A State Department official testified that the Montreal Protocol, which aims to phase out CFCs by an unspecified date -- but unofficially by 2005 -- is working. "We hope for a complete recovery of the ozone layer by the middle of the next century," he said, assuming full compliance by the 160 signatory nations.

Last year, the EPA obtained an exemption for asthma inhalers as "essential-use" products, this time allowing their use through 1999. Agency spokesman Dave Ryan said yesterday that the agency will continue to seek exemptions until there are safe and effective alternative products "for all who need them."

While environmental groups have praised regulators' efforts, their work is also causing consternation. The Washington Post reported yesterday that British-based Glaxo Wellcome PLC, trying to protect its share of a respiratory drug market estimated at nearly $3 billion in annual sales, mounted a campaign to play on the public's fears and to prompt legislation blocking the FDA from acting against CFC-propelled inhalers.

Klink is pushing a bipartisan bill to limit EPA authority under the federal Clean Air Act to ban CFC-based inhalers. Regulators would have to certify to Congress that the market has safe, effective options of comparable cost and availability before a ban could take effect.

Introduced last fall, Klink's bill has gathered 30 co-sponsors.
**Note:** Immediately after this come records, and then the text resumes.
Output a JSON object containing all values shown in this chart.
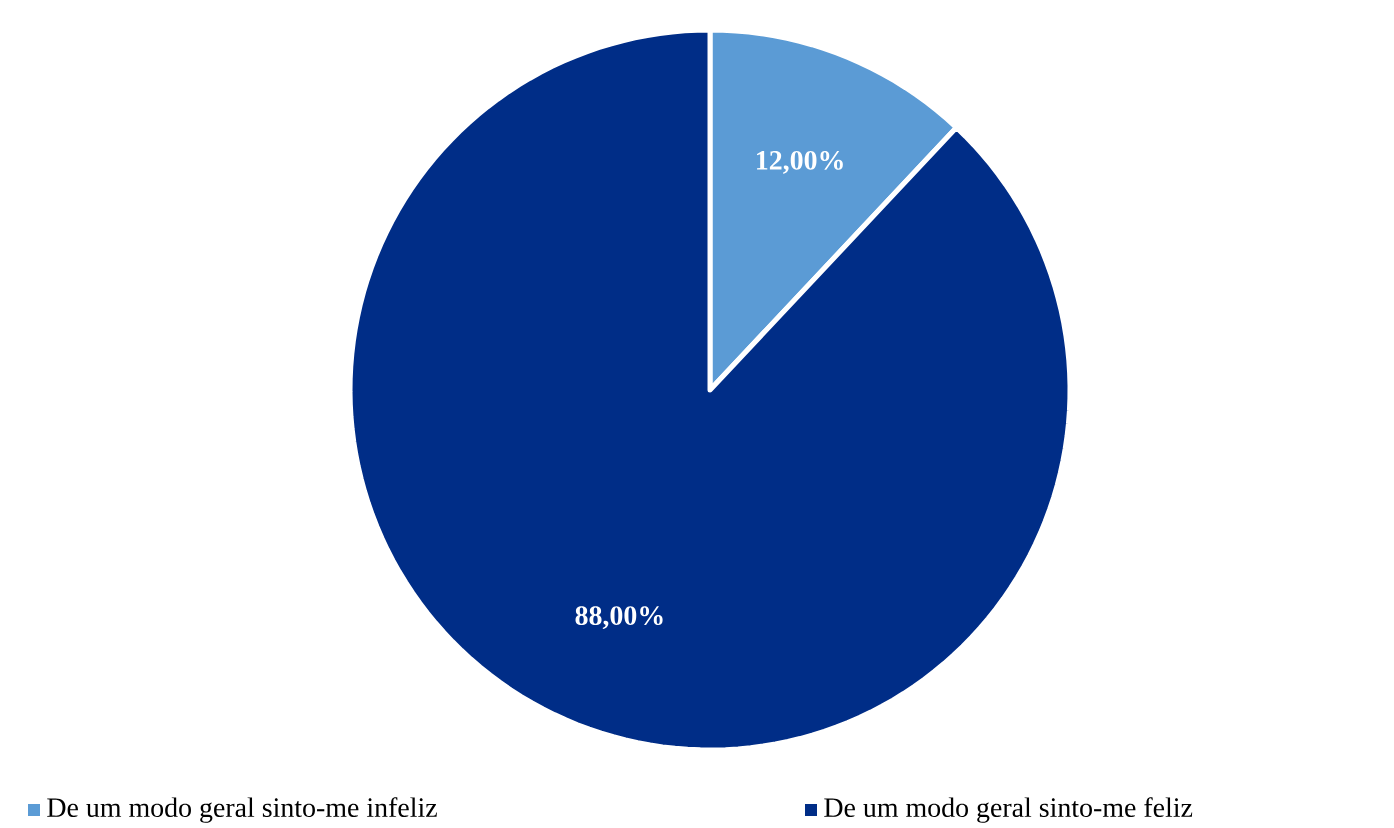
{
  "chart_data": {
    "type": "pie",
    "categories": [
      "De um modo geral sinto-me infeliz",
      "De um modo geral sinto-me feliz"
    ],
    "values": [
      12,
      88
    ],
    "colors": [
      "#5b9bd5",
      "#002d87"
    ],
    "value_labels": [
      "12,00%",
      "88,00%"
    ],
    "legend": "bottom"
  }
}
But it and another bill to halt the FDA rule-making process remain stalled in the Commerce panel, as lawmakers wrangle over whether to act to ensure that the agency writes a policy protecting all patients or instead wait for regulators to finish their rule.
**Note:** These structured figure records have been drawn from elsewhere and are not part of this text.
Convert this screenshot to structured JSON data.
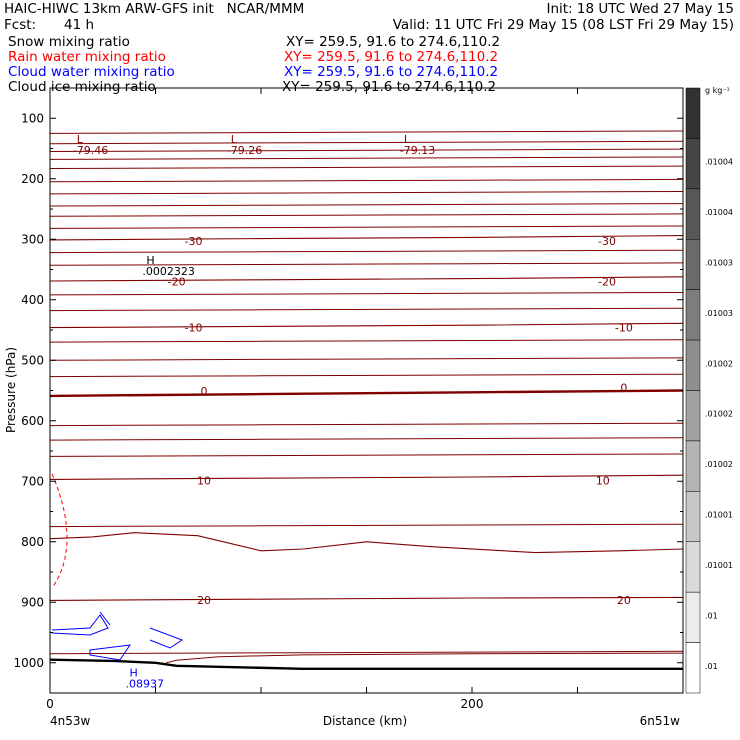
{
  "header": {
    "title_left": "HAIC-HIWC 13km ARW-GFS init   NCAR/MMM",
    "init": "Init: 18 UTC Wed 27 May 15",
    "fcst_label": "Fcst:",
    "fcst_value": "41 h",
    "valid": "Valid: 11 UTC Fri 29 May 15 (08 LST Fri 29 May 15)"
  },
  "legend": [
    {
      "name": "Snow mixing ratio",
      "xy": "XY= 259.5, 91.6 to 274.6,110.2",
      "color": "#000000"
    },
    {
      "name": "Rain water mixing ratio",
      "xy": "XY= 259.5, 91.6 to 274.6,110.2",
      "color": "#ff0000"
    },
    {
      "name": "Cloud water mixing ratio",
      "xy": "XY= 259.5, 91.6 to 274.6,110.2",
      "color": "#0000ff"
    },
    {
      "name": "Cloud ice mixing ratio",
      "xy": "XY= 259.5, 91.6 to 274.6,110.2",
      "color": "#000000"
    }
  ],
  "chart_data": {
    "type": "line",
    "xlabel": "Distance (km)",
    "ylabel": "Pressure (hPa)",
    "xlim": [
      0,
      300
    ],
    "ylim": [
      1050,
      50
    ],
    "x_ticks": [
      0,
      200
    ],
    "y_ticks": [
      100,
      200,
      300,
      400,
      500,
      600,
      700,
      800,
      900,
      1000
    ],
    "corner_labels": {
      "left": "4n53w",
      "right": "6n51w"
    },
    "temperature_color": "#800000",
    "isotherms": [
      {
        "label": "-30",
        "points": [
          [
            0,
            301
          ],
          [
            100,
            299
          ],
          [
            200,
            297
          ],
          [
            300,
            294
          ]
        ]
      },
      {
        "label": "-20",
        "points": [
          [
            0,
            369
          ],
          [
            100,
            367
          ],
          [
            200,
            365
          ],
          [
            300,
            362
          ]
        ]
      },
      {
        "label": "-10",
        "points": [
          [
            0,
            446
          ],
          [
            100,
            444
          ],
          [
            200,
            442
          ],
          [
            300,
            439
          ]
        ]
      },
      {
        "label": "0",
        "points": [
          [
            0,
            559
          ],
          [
            100,
            556
          ],
          [
            200,
            553
          ],
          [
            300,
            550
          ]
        ],
        "bold": true
      },
      {
        "label": "10",
        "points": [
          [
            0,
            697
          ],
          [
            100,
            695
          ],
          [
            200,
            693
          ],
          [
            300,
            690
          ]
        ]
      },
      {
        "label": "20",
        "points": [
          [
            0,
            897
          ],
          [
            100,
            895
          ],
          [
            200,
            893
          ],
          [
            300,
            892
          ]
        ]
      }
    ],
    "isotherm_labels": [
      {
        "text": "-30",
        "x": 68,
        "y": 303
      },
      {
        "text": "-30",
        "x": 264,
        "y": 303
      },
      {
        "text": "-20",
        "x": 60,
        "y": 370
      },
      {
        "text": "-20",
        "x": 264,
        "y": 370
      },
      {
        "text": "-10",
        "x": 68,
        "y": 446
      },
      {
        "text": "-10",
        "x": 272,
        "y": 446
      },
      {
        "text": "0",
        "x": 73,
        "y": 551
      },
      {
        "text": "0",
        "x": 272,
        "y": 545
      },
      {
        "text": "10",
        "x": 73,
        "y": 699
      },
      {
        "text": "10",
        "x": 262,
        "y": 699
      },
      {
        "text": "20",
        "x": 73,
        "y": 896
      },
      {
        "text": "20",
        "x": 272,
        "y": 896
      }
    ],
    "extrema": [
      {
        "letter": "L",
        "value": "-79.46",
        "x": 7,
        "y": 88
      },
      {
        "letter": "L",
        "value": "-79.26",
        "x": 80,
        "y": 88
      },
      {
        "letter": "L",
        "value": "-79.13",
        "x": 162,
        "y": 88
      },
      {
        "letter": "H",
        "value": ".0002323",
        "x": 40,
        "y": 288
      },
      {
        "letter": "H",
        "value": ".08937",
        "x": 32,
        "y": 970,
        "color": "#0000ff"
      }
    ],
    "colorbar": {
      "unit": "g kg⁻¹",
      "labels": [
        ".01004",
        ".01004",
        ".01003",
        ".01003",
        ".01002",
        ".01002",
        ".01002",
        ".01001",
        ".01001",
        ".01",
        ".01"
      ]
    }
  }
}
Last month, at a Senate Labor and Human Resources Committee hearing on the matter that featured many of the same witnesses, the panel chairman said he wasn't convinced that legislation is needed. But if FDA cannot answer its critics, Congress will act.

No Senate bill appeared until Friday, when Sens. Mike DeWine, R-Ohio, who is asthmatic, and Tim Hutchinson, R-Ark., introduced legislation. It would require that any type of non-CFC-based inhaler the FDA approves must meet the needs of all patient groups, including children and the elderly.

Yesterday, Rep. Tom Coburn, R-Okla., a physician who serves on the Commerce panel, urged colleagues not to "overemotionalize" the matter. "We can scare a whole lot of people on this issue, and it's irresponsible of us to do it," he said. "... You have to recognize there are multiple ways to deliver drugs."

Rep. Patrick Kennedy, D-R.I., a lifelong asthmatic who co-sponsored Klink's bill, agreed that medications can be delivered in many ways. But he cautioned that their affordability and availability are also important points to consider. At a news conference earlier in the day, Kennedy noted that his asthma medicines cost $112 every month. But he said he is fortunate because his health plan bears much of the expense.